Inadequate Sanitation as Comorbidity
In addition to the lack of water supply, issues concerning inadequate sanitation may contribute to weakening health conditions among favela residents. A study undertaken by Trata Brasil shows that, in 2018, Brazil registered a total of 233,880 cases of hospitalizations from waterborne diseases.
Many of the diseases cited, the study concluded, could have been easily prevented if the people in question had access to a clean, regular water source. Rubens Filho warned that such diseases could compromise immune systems, leading to greater vulnerability to coronavirus. “In the cases where they’re already sick, their immune system is weaker, which means they’re more susceptible to getting ill by the new virus,” he said.
This situation has created a stressful environment for vulnerable favela residents. Irenaldo Honório da Silva, who has lived in the North Zone favela of Pica-Pau for over thirty years, says most homes in his area have always lacked treated water or proper sanitary infrastructure. Public authorities’ promises to resolve the community’s water issues never came to fruition. “I think it was in 2015 or 2016. They [the authorities] had these big plans for the area. We waited but nothing happened. Now it’s 2020,” said Silva.
Such broken promises have led to a general feeling of frustration and distrust towards the government. “There is frustration especially in the context of Rio de Janeiro, because we’ve already faced problems with CEDAE,” said Juliana Marques, a data analyst and researcher at Data_Labe, a data and narrative laboratory based in the favelas of Complexo da Maré. “It was not so long ago that the water from our taps was contaminated to a level we had never seen before,” she added, referring to January’s water crisis.
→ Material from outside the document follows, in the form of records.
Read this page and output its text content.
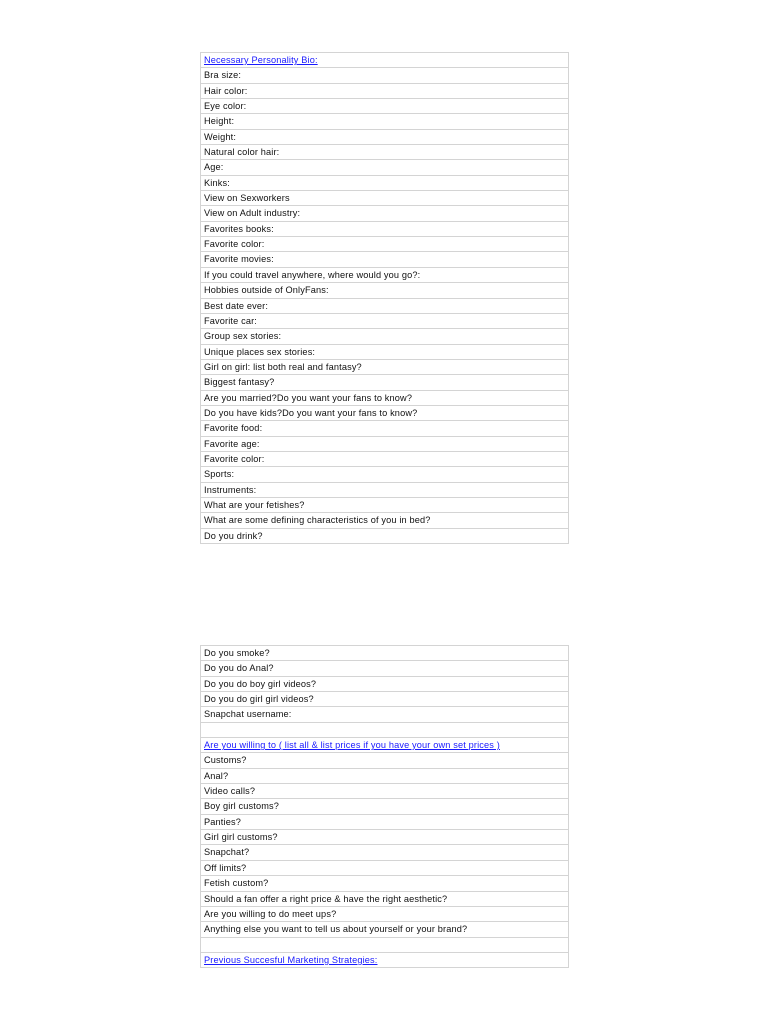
Necessary Personality Bio:
Bra size:
Hair color:
Eye color:
Height:
Weight:
Natural color hair:
Age:
Kinks:
View on Sexworkers
View on Adult industry:
Favorites books:
Favorite color:
Favorite movies:
If you could travel anywhere, where would you go?:
Hobbies outside of OnlyFans:
Best date ever:
Favorite car:
Group sex stories:
Unique places sex stories:
Girl on girl: list both real and fantasy?
Biggest fantasy?
Are you married?Do you want your fans to know?
Do you have kids?Do you want your fans to know?
Favorite food:
Favorite age:
Favorite color:
Sports:
Instruments:
What are your fetishes?
What are some defining characteristics of you in bed?
Do you drink?
Do you smoke?
Do you do Anal?
Do you do boy girl videos?
Do you do girl girl videos?
Snapchat username:
Are you willing to ( list all & list prices if you have your own set prices )
Customs?
Anal?
Video calls?
Boy girl customs?
Panties?
Girl girl customs?
Snapchat?
Off limits?
Fetish custom?
Should a fan offer a right price & have the right aesthetic?
Are you willing to do meet ups?
Anything else you want to tell us about yourself or your brand?
Previous Succesful Marketing Strategies:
That crisis forced many favela residents to choose between purchasing bottled water or purchasing food for their families. The Covid-19 pandemic has led to a similar dilemma in purchasing hygiene and sanitary supplies. Even supported by local food and cleaning supply donation campaigns, “For many people here, if you’re hesitating between buying food to feed your family or buying hand sanitizer, the choice is quickly made,” said Silva.
Marques pointed to President Bolsonaro administration’s 2019 decision to cut the national sanitation budget by 21% for 2020 and said she hopes the current moment would serve as a wake-up call. Citing the World Health Organization’s finding that each dollar invested in water and sanitation saves US$4.30 in healthcare costs, Marques emphasized: “We need to fight for a budget that includes structural water and sanitation works.” She added she fears that, once the pandemic subsides, sanitation issues in favelas will once again be neglected. “What is happening today regarding the pandemic can be a great opportunity. We cannot lose sight of this in the post-crisis period. The debate needs to resurface with the same intensity.”
This article is part of RioOnWatch’s 2020 reporting partnership with The Rio Times now focused on the impacts of coronavirus on Rio’s favelas.